Nobody knows for certain what is behind Watson’s resignation, other than by making assumptions and making appeals to authority by claiming to have “decoded” parts of the letter. Neither is a good method of factual analysis. We will find out more in due course, while of course most of the press, favouring any Government that is not Labour, will not be looking to exploit anything similar in the Tory Party.

That’s the people who are today accusing the BBC of bias. Couldn’t make it up.

[UPDATE 5 July 1445 hours: while more punditry variously ascribes Watson's departure personally to Young Dave (Will Heaven at the Tel), attempts to invoke the name of Neil Kinnock (Iain Martin, ditto), or claims intimate access to the Labour leadership which doesn't exist (Dan Hodges, as if anyone needed a name  on that one), there is one small matter they are all missing.

Yes, while the Tel's James Kirkup talks of "Decline and Falkirk", his paper's preferred party - that would be the Tories - has recorded another horribly low rating in the latest Survation poll for the Mirror, which has Young Dave's jolly good chaps on a paltry 23%, only one point ahead of UKIP and a whole 13% behind the supposedly in-decline Labour Party.

Survation note that the way the voting preference question has been put in the past may have been leading to an understatement of the UKIP vote, if the party is not given as a choice at the outset. That kind of vote share at a General Election would see Mil The Younger romp home with a substantial majority. And, to put the lid on the lame excuses, Damian McBride has also had his ninepence worth on the Watson story.

McBride, unlike almost all of those who have been holding forth about the affair, actually knows Tom Watson.
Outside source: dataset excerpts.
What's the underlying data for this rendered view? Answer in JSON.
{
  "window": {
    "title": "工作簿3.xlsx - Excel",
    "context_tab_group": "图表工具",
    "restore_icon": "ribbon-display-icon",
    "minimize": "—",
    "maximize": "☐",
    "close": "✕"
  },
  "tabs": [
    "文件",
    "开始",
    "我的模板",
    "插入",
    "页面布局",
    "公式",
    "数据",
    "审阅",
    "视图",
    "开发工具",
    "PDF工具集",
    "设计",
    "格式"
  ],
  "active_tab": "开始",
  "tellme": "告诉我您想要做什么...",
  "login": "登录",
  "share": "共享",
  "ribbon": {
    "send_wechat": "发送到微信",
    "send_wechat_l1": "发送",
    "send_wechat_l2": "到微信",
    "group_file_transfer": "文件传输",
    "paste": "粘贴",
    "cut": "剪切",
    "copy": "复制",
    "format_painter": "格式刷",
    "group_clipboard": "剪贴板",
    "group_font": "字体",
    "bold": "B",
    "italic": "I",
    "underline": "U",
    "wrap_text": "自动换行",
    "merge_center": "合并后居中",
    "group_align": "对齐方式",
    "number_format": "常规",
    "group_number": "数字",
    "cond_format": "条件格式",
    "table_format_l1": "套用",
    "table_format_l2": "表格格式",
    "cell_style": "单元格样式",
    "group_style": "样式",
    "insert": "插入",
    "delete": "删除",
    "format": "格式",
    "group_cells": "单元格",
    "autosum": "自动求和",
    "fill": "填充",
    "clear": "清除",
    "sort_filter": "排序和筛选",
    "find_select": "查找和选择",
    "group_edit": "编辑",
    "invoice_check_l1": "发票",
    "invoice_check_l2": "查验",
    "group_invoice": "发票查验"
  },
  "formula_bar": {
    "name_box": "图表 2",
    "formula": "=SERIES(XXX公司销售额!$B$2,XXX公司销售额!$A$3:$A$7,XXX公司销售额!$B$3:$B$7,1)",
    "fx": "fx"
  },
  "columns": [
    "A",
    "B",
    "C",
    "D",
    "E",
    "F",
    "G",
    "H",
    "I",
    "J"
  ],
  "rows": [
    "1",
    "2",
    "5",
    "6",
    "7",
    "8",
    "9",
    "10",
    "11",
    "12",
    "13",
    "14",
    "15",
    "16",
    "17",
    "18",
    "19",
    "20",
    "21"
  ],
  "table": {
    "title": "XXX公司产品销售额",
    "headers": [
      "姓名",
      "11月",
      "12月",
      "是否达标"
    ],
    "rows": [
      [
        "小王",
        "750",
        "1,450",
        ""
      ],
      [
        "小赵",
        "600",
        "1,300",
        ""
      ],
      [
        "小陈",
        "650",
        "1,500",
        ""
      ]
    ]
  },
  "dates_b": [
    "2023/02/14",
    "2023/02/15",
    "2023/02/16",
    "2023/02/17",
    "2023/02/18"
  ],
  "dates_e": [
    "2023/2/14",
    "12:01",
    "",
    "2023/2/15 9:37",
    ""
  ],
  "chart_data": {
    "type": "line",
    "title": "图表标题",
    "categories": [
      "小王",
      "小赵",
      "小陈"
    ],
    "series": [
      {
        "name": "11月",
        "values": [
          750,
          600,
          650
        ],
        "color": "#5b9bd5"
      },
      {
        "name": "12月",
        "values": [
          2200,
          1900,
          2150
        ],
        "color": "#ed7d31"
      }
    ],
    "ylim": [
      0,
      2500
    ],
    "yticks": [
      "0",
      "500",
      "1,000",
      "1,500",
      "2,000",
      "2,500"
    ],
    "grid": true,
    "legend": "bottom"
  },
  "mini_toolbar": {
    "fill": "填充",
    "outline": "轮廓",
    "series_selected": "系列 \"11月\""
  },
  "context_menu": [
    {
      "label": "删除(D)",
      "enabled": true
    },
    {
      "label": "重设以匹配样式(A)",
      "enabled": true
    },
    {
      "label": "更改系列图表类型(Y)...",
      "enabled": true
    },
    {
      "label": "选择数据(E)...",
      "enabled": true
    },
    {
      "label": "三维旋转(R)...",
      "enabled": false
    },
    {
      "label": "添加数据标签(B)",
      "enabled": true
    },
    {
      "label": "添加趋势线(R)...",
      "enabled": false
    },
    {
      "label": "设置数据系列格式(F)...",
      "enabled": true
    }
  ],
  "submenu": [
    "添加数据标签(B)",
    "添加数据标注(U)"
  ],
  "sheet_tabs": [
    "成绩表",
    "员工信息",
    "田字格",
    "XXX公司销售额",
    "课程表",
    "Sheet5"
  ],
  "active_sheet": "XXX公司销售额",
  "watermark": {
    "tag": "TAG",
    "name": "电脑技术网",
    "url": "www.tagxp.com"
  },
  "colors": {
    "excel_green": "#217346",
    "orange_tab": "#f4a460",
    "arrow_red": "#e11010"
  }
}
And he has put it in direct terms: his former colleague went because he can do without all the bullshit and aggravation, and also because he knows he will, as a back-bencher, be free to pursue those causes he wants to, without the constant pressure cooker atmosphere.
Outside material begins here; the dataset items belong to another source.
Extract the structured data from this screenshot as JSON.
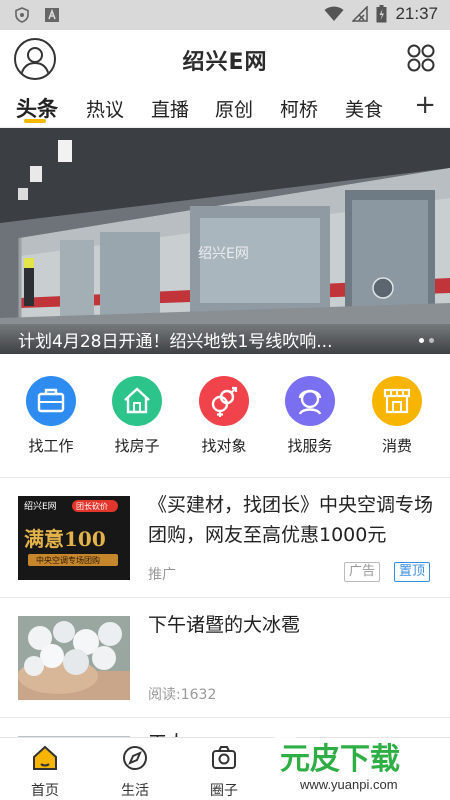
{
  "status_bar": {
    "time": "21:37"
  },
  "header": {
    "brand": "绍兴E网"
  },
  "tabs": [
    {
      "label": "头条",
      "active": true
    },
    {
      "label": "热议"
    },
    {
      "label": "直播"
    },
    {
      "label": "原创"
    },
    {
      "label": "柯桥"
    },
    {
      "label": "美食"
    }
  ],
  "tabs_more": "+",
  "banner": {
    "caption": "计划4月28日开通！绍兴地铁1号线吹响...",
    "watermark": "绍兴E网",
    "slides": 2,
    "active_slide": 1
  },
  "services": [
    {
      "label": "找工作",
      "icon": "briefcase-icon",
      "color": "#2e8cf0"
    },
    {
      "label": "找房子",
      "icon": "house-icon",
      "color": "#2cc48a"
    },
    {
      "label": "找对象",
      "icon": "gender-icon",
      "color": "#f0434b"
    },
    {
      "label": "找服务",
      "icon": "service-person-icon",
      "color": "#7a6ff0"
    },
    {
      "label": "消费",
      "icon": "shop-icon",
      "color": "#f7b500"
    }
  ],
  "news": [
    {
      "title": "《买建材，找团长》中央空调专场团购，网友至高优惠1000元",
      "meta": "推广",
      "tags": [
        "广告",
        "置顶"
      ],
      "thumb": {
        "brand": "绍兴E网",
        "badge": "团长砍价",
        "headline": "满意100",
        "sub": "中央空调专场团购"
      }
    },
    {
      "title": "下午诸暨的大冰雹",
      "meta": "阅读:1632"
    },
    {
      "title": "工人……",
      "meta": ""
    }
  ],
  "bottom_nav": [
    {
      "label": "首页",
      "icon": "home-icon",
      "active": true
    },
    {
      "label": "生活",
      "icon": "compass-icon"
    },
    {
      "label": "圈子",
      "icon": "camera-icon"
    }
  ],
  "watermark": {
    "brand": "元皮下载",
    "url": "www.yuanpi.com"
  },
  "colors": {
    "accent": "#f5b800",
    "tag_ad": "#999999",
    "tag_top": "#3a8ee6"
  }
}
Sometimes, someone needs to come along and tell the sillier members of the punditerati a few home truths. Well done that man]

3 comments:

Anonymous said...

Exactly Tim this about the Tories and the rightist media's messages Milliband is weak and unions like unite are bad

SteveB said...

I like the right wing spin that this proves that Labour is in hock to the unions.
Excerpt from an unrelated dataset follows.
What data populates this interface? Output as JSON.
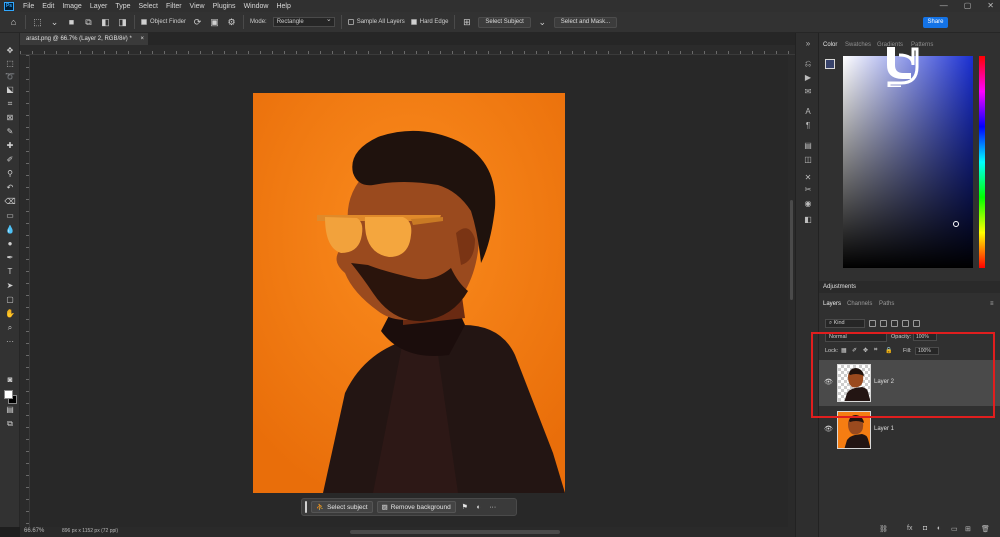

Pardon? You stand up to the biggest, you more or less accuse it of fraud, you risk losing a large part of your income in doing so and that proves how much they control you?

And for their next exclusive? How to prove black is white?

Neil said...

Regarding the Survation comment about YouGov maybe the reason that YouGov consistently downplays UKIP's performance is that, from memory, the owners were once Parliamentary candidates for the, er, Tories.